Having been ill with a virus and then pneumonia for the past month, I have struggled to keep my spirits up and not get buried under my low energy and lack of oxygen! As much as I have unending gratitude for the blessings in my life, day after day of feeling like crap can zap me and then I cycle into self recriminations /judging myself and how dare I feel anger, self pity or just low energy.
I seemed to have more Joy and creativity during the gray cold days of Winter than I do now as Spring is bursting open! I assume that is part of the reason for my slight depression. Just when I want to mulch, compost, garden and spring clean, I am congested and even the slightest bit of dust sets me into a round of coughing and wheezing!
Just before I became ill, I was reading Julia Cameron’s Veins of Gold (which I have had forever and never got around to reading!)
I had gained so much a few years ago from rereading The Artist’s Way and felt the need to stir my creativity/ spirit in those cold days of winter.
Well, becoming ill put an end to reading or anything creative. All I could seem to manage was sleep, cough, gag, sneeze, blow and maybe watch a movie when my head wasn’t throbbing. And just as I was so proud that I recovered from the virus /infection without an antibiotic (which seem to wreak havoc with me) I developed the pneumonia. UGH. So I convinced my physician that I still didn’t need an antibiotic but prednizone for my asthma which I knew was responsible for clasping down on my inflamed lungs and bronchial tubes! She made me promise to contact her immediately at the first sign of fever/infection. And now as I cough less and come to the last three days of steroids, I am manifesting healing lungs and fresh energy, just as the world is growing green and the sun moves farther north!

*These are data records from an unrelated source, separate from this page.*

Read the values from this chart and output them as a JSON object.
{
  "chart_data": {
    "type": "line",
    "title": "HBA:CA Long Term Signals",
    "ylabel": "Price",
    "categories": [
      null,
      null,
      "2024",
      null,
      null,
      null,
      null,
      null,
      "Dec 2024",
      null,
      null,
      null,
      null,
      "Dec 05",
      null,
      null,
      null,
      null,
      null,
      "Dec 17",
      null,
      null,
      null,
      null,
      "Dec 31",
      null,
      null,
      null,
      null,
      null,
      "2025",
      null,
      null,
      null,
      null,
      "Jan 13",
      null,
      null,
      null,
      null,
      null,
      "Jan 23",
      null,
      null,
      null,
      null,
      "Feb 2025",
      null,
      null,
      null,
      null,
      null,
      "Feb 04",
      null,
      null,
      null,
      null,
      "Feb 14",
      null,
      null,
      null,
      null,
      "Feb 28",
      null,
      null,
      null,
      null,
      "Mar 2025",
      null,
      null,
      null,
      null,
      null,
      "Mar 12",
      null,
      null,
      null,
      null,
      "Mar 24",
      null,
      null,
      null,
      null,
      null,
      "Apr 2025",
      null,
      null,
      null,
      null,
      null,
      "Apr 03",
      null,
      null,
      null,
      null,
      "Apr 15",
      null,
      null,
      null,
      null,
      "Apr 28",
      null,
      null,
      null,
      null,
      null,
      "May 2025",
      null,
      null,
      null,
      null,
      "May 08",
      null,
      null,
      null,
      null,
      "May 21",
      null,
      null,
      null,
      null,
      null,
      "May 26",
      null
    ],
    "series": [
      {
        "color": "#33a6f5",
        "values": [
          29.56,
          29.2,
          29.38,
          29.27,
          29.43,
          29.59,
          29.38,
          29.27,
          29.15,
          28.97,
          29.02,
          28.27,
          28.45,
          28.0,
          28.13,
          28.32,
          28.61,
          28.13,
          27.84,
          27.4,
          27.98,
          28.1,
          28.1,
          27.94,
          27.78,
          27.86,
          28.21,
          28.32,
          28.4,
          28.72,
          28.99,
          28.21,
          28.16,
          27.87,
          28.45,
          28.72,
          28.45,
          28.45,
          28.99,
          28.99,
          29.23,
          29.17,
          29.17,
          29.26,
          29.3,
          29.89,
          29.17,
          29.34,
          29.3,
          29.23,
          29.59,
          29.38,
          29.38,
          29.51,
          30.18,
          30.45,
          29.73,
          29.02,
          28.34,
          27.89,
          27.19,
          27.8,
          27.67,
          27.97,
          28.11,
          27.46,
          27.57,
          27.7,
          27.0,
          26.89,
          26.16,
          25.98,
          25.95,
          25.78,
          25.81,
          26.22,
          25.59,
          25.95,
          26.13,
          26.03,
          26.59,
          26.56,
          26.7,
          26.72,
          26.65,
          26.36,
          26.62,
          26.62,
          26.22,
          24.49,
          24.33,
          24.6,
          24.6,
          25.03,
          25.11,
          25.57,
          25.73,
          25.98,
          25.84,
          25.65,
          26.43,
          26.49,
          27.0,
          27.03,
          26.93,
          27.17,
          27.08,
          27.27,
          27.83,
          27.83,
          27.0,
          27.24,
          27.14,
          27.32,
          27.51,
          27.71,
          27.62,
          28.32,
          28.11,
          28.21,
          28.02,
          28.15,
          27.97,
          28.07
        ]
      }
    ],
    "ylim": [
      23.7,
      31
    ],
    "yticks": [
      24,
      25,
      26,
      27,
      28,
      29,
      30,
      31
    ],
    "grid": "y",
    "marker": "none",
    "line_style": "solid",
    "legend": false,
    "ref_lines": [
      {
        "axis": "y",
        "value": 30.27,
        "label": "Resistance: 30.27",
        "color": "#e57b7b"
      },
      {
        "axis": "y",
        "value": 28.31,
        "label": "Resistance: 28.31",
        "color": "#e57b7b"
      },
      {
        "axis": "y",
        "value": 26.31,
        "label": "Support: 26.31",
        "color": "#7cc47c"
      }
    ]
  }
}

It is interesting to me that a wave of anger triggered my new burst of energy and creativity. I awoke to words and poems tumbling around in my head. I wrote and wrote, including some amends letters I have put off writing for months. I feel refreshed and ready to begin anew to nurture myself physically, emotionally, spiritually and creatively! I plan to sit in the sun today, reading Veins of Gold, listening to native drum music, soaking up birdsong and the fresh breeze. I am manifesting not only healing but forgiving myself for my human failings of not always being grateful or joyful. And hoping the eternal cycle of the seasons returns my Joy and Gratitude on the wind.